Para los judíos, la dificultad consistía en cómo lograr que sus recién concedidos derechos
civiles se hicieran realidad y en cómo vencer prejuicios seculares que habían intensificado su
separación de sus conciudadanos v que en el siglo xix estaba cobrando nuevas formas.
Mientras persistía la antigua hostilidad cristiana hacia los judíos, como pueblo responsable de
la crucifixión de Jesús, entre algunos católicos, particularmente los jesuitas, y en la Iglesia
ortodoxa rusa se inventaron, además, contra ellos nuevos agravios que surgían de las
circunstancias de la sociedad industrial v de la misma libertad de movimientos que la
emancipación parecía ofrecer a los judíos. Debido a que en la Edad Media se había prohibido a
los cristianos prestar dinero a interés, los judíos figuraban entre los grandes prestamistas de
Europa. En el siglo XIX, los judíos ricos de Francfort, Viena, París o Londres, dirigidos por la
más famosa y afortunada de todas las dinastías judías los Rothschild, estaban estrechamente
asociados con los bancos en expansión de Europa, mientras el buhonero judío y el pequeño
prestamista de las zonas rurales de Hesse (Alemania) o Galitzia, la provincia polaca de Austria-
Hungría, seguían desempeñando su función tradicional.

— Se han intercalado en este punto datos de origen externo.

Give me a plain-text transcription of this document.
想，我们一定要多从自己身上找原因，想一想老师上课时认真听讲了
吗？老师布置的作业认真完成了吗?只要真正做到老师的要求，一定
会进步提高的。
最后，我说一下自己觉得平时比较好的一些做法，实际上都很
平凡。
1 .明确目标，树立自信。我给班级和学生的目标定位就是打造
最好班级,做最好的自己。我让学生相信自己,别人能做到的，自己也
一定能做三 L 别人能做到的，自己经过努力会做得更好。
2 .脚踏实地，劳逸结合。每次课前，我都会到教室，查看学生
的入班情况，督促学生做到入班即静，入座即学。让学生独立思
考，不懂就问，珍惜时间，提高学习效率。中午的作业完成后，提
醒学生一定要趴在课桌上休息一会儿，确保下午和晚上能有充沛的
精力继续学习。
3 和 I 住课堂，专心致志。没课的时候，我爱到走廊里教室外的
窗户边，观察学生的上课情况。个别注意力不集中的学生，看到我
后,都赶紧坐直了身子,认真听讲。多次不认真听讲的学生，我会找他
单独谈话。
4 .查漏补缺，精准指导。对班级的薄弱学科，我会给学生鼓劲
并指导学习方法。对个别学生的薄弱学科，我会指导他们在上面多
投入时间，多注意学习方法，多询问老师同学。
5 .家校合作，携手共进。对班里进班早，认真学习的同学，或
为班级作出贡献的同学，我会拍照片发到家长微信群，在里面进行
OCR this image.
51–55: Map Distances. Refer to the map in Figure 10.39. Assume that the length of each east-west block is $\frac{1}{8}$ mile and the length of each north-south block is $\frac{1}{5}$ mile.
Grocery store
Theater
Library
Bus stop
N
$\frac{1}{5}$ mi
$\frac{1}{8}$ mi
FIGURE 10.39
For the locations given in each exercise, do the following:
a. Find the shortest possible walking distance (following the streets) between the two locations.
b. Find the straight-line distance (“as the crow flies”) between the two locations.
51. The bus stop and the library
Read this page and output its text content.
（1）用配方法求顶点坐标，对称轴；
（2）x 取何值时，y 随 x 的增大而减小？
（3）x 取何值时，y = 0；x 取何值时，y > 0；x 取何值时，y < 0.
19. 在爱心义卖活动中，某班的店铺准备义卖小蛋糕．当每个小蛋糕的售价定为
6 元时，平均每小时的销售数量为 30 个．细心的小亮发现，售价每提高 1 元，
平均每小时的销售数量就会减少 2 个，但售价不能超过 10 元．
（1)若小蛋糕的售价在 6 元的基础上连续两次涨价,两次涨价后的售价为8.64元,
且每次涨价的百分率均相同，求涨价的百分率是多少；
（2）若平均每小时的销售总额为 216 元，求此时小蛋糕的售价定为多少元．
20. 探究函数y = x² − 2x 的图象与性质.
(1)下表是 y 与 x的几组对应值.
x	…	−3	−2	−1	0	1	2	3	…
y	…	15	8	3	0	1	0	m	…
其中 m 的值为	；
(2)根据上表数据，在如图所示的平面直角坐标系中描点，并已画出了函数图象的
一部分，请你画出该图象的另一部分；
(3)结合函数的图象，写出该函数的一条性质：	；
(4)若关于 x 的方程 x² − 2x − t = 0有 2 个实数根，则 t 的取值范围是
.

Buena parte del antisemitismo que se desarrolló entre 1880 y 1900 tenía, por lo tanto,
fundamentos económicos. El jefe del Partido Socialdemócrata, August Bebel, denominó en
cierta ocasión al antisemitismo Der Sozialismus des dummen Kerls (el socialismo de los
estúpidos), y era muy fácil que cualquier ataque contra el poder de las altas finanzas y los
grandes bancos se convirtiese en un ataque contra los judíos, los cuales formaban un sector
fácilmente identificable de la clase capitalista. En otros sectores de la vida económica, los
judíos eran también el chivo expiatorio; en Viena, por ejemplo, los sastres judíos procedentes
de las aldeas de Galitzia se prestaban a trabajar por un precio inferior al de los sastres vieneses,
y se les culpaba del desempleo cuando corrían malos tiempos. En muchas zonas rurales, los
granjeros y terratenientes que habían pedido dinero a los prestamistas judíos locales los odiaban
cuando éstos les presionaban para que les pagaran en un año de malas cosechas.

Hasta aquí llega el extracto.